Cramer is usually given credit for the result that \(\frac{n^2+3n}{2}\) points generally determine a curve of degree \(n,\) because he gave a proof of it, using the counting argument on the preceding page, in Chapter 3 of his book *Introduction a l'analyse des lignes courbes algébriques* (*Introduction to the Analysis of Curved Algebraic Lines*) [Cramer 1750], which was widely read in the second half of the 18th century. Euler proved the same thing in a paper published in the same year [Euler 1750a], but the result had actually been published much earlier by Maclaurin [Maclaurin 1720].

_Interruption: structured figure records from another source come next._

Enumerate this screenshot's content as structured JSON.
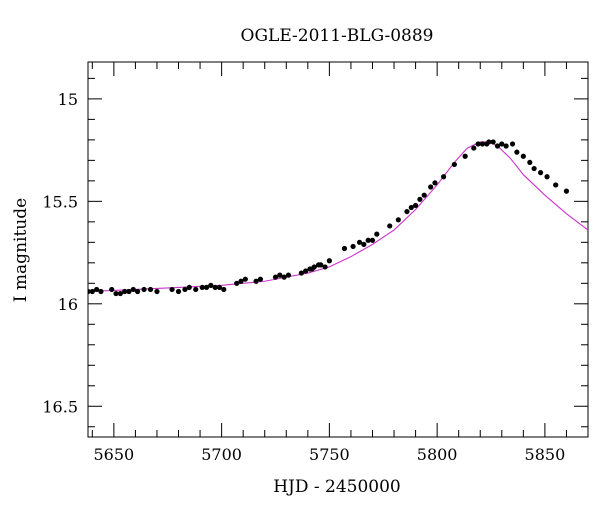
{
  "chart_data": {
    "type": "scatter",
    "title": "OGLE-2011-BLG-0889",
    "xlabel": "HJD - 2450000",
    "ylabel": "I magnitude",
    "xlim": [
      5638,
      5870
    ],
    "ylim": [
      16.65,
      14.82
    ],
    "y_inverted": true,
    "xticks_major": [
      5650,
      5700,
      5750,
      5800,
      5850
    ],
    "xticks_minor_step": 10,
    "yticks_major": [
      15,
      15.5,
      16,
      16.5
    ],
    "yticks_minor_step": 0.1,
    "grid": false,
    "point_color": "#000000",
    "model_color": "#cc33cc",
    "series": [
      {
        "kind": "points",
        "x": [
          5638,
          5640,
          5642,
          5644,
          5649,
          5651,
          5653,
          5655,
          5657,
          5659,
          5661,
          5664,
          5667,
          5670,
          5677,
          5680,
          5683,
          5685,
          5688,
          5691,
          5693,
          5695,
          5697,
          5699,
          5701,
          5707,
          5709,
          5711,
          5716,
          5718,
          5725,
          5727,
          5729,
          5731,
          5737,
          5739,
          5741,
          5742,
          5743,
          5745,
          5746,
          5748,
          5750,
          5757,
          5761,
          5764,
          5766,
          5768,
          5770,
          5772,
          5778,
          5782,
          5786,
          5788,
          5790,
          5792,
          5794,
          5797,
          5799,
          5803,
          5808,
          5813,
          5817,
          5819,
          5821,
          5823,
          5824,
          5826,
          5828,
          5830,
          5832,
          5835,
          5837,
          5840,
          5843,
          5845,
          5848,
          5851,
          5855,
          5860
        ],
        "y": [
          15.94,
          15.94,
          15.93,
          15.94,
          15.93,
          15.95,
          15.95,
          15.94,
          15.94,
          15.93,
          15.94,
          15.93,
          15.93,
          15.94,
          15.93,
          15.94,
          15.93,
          15.92,
          15.93,
          15.92,
          15.92,
          15.91,
          15.92,
          15.92,
          15.93,
          15.9,
          15.89,
          15.88,
          15.89,
          15.88,
          15.87,
          15.86,
          15.87,
          15.86,
          15.85,
          15.84,
          15.83,
          15.83,
          15.82,
          15.81,
          15.81,
          15.82,
          15.79,
          15.73,
          15.72,
          15.7,
          15.71,
          15.69,
          15.69,
          15.66,
          15.62,
          15.59,
          15.55,
          15.53,
          15.52,
          15.49,
          15.47,
          15.43,
          15.41,
          15.38,
          15.32,
          15.28,
          15.24,
          15.22,
          15.22,
          15.22,
          15.21,
          15.21,
          15.23,
          15.22,
          15.23,
          15.22,
          15.26,
          15.28,
          15.31,
          15.34,
          15.36,
          15.38,
          15.42,
          15.45
        ]
      },
      {
        "kind": "model",
        "x": [
          5638,
          5660,
          5680,
          5700,
          5720,
          5740,
          5750,
          5760,
          5770,
          5780,
          5790,
          5800,
          5808,
          5814,
          5820,
          5824,
          5828,
          5834,
          5840,
          5850,
          5860,
          5870
        ],
        "y": [
          15.94,
          15.93,
          15.92,
          15.91,
          15.89,
          15.85,
          15.82,
          15.77,
          15.71,
          15.64,
          15.54,
          15.42,
          15.31,
          15.24,
          15.21,
          15.21,
          15.23,
          15.29,
          15.37,
          15.47,
          15.56,
          15.64
        ]
      }
    ]
  }
}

To determine a curve of degree \(n,\) it is *usually* enough to know \(\varphi_n = \frac{n^2+3n}{2}\) points that lie on the curve. These will give rise to a homogeneous system of \(\varphi_n\) equations in \(\varphi_n + 1\) unknowns. As long as the rank of this system is \(\varphi_n,\) then the \(\varphi_n + 1\) coefficients of the polynomial equation will be determined, up to a scalar multiple. However, as Euler's example indicates, the linear equations may not be linearly independent for every possible set of \(\varphi_n\) points on the curve. In particular, a conic should be determined by \(\varphi_2=5\) of its points, but not when 4 or 5 of the points lie on the same line.

Let's consider the case of the cubic equation, i.e. the polynomial equation of degree 3. In [Euler 1750a], Euler wrote the general cubic equation as

\[\alpha x^3 + \beta x^2y + \gamma xy^2 + \delta y^3 + \varepsilon x^2 + \zeta xy + \eta y^2 + \theta x + \iota y + \kappa = 0.\]

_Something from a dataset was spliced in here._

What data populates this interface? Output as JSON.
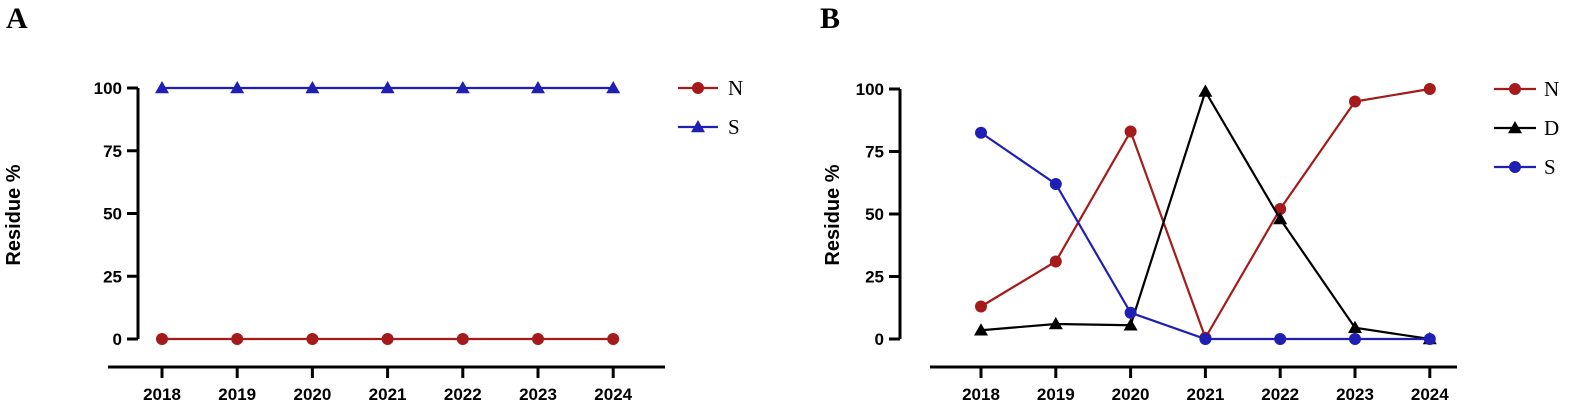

If we now substitute \((x_1,y_1),\) \((x_2,y_2),\) …, \((x_9,y_9),\) we have a system of 9 equations in the 10 unknowns \(\alpha,\) \(\beta,\) …, \(\kappa,\) represented by the following augmented matrix:\[\left[\begin{array}{rrrrrrrrrrr} x_1^3 & x_1^2y_1 & x_1y_1^2 & y_1^3 & x_1^2 & x_1y_1 & y_1^2 & x_1 & y_1 & 1 & 0 \\ x_2^3 & x_2^2y_2 & x_2y_2^2 & y_2^3 & x_2^2 & x_2y_2 & y_2^2 & x_2 & y_2 & 1 & 0 \\ x_3^3 & x_3^2y_3 & x_3y_3^2 & y_3^3 & x_3^2 & x_3y_3 & y_3^2 & x_3 & y_3 & 1 & 0 \\ x_4^3 & x_4^2y_4 & x_4y_4^2 & y_4^3 & x_4^2 & x_4y_4 & y_4^2 & x_4 & y_4 & 1 & 0 \\ x_5^3 & x_5^2y_5 & x_5y_5^2 & y_5^3 & x_5^2 & x_5y_5 & y_5^2 & x_5 & y_5 & 1 & 0 \\ x_6^3 & x_6^2y_6 & x_6y_6^2 & y_6^3 & x_6^2 & x_6y_6 & y_6^2 & x_6 & y_6 & 1 & 0 \\ x_7^3 & x_7^2y_7 & x_7y_7^2 & y_7^3 & x_7^2 & x_7y_7 & y_7^2 & x_7 & y_7 & 1 & 0 \\ x_8^3 & x_8^2y_8 & x_8y_8^2 & y_8^3 & x_8^2 & x_8y_8 & y_8^2 & x_8 & y_8 & 1 & 0 \\ x_9^3 & x_9^2y_9 & x_9y_9^2 & y_9^3 & x_9^2 & x_9y_9 & y_9^2 & x_9 & y_9 & 1 & 0\end{array}\right].\]

For example, the entries in the second column are the numbers \(x_i^2y_i,\) because the second unknown coefficient (\(\beta\)) is the coefficient of \(x^2y.\)

Suppose that we apply elementary operations to put this matrix into a reduced row-echelon form. If the rank of the system is 9, then there will be infinitely many solutions depending on one parameter, say \(t.\) Because the system is homogeneous, we will always be able to solve for the non-zero coefficients as multiples of \(t.\) This will give us a unique solution of the general cubic equation \[\alpha x^3 + \beta x^2y + \gamma xy^2 + \delta y^3 + \varepsilon x^2 + \zeta xy + \eta y^2 + \theta x + \iota y + \kappa = 0\] up to an arbitrary factor \(t\) on the left-hand side. However, if the rank of the system is less than 9, then the general cubic equation will not be determined up to scalar multiplicity.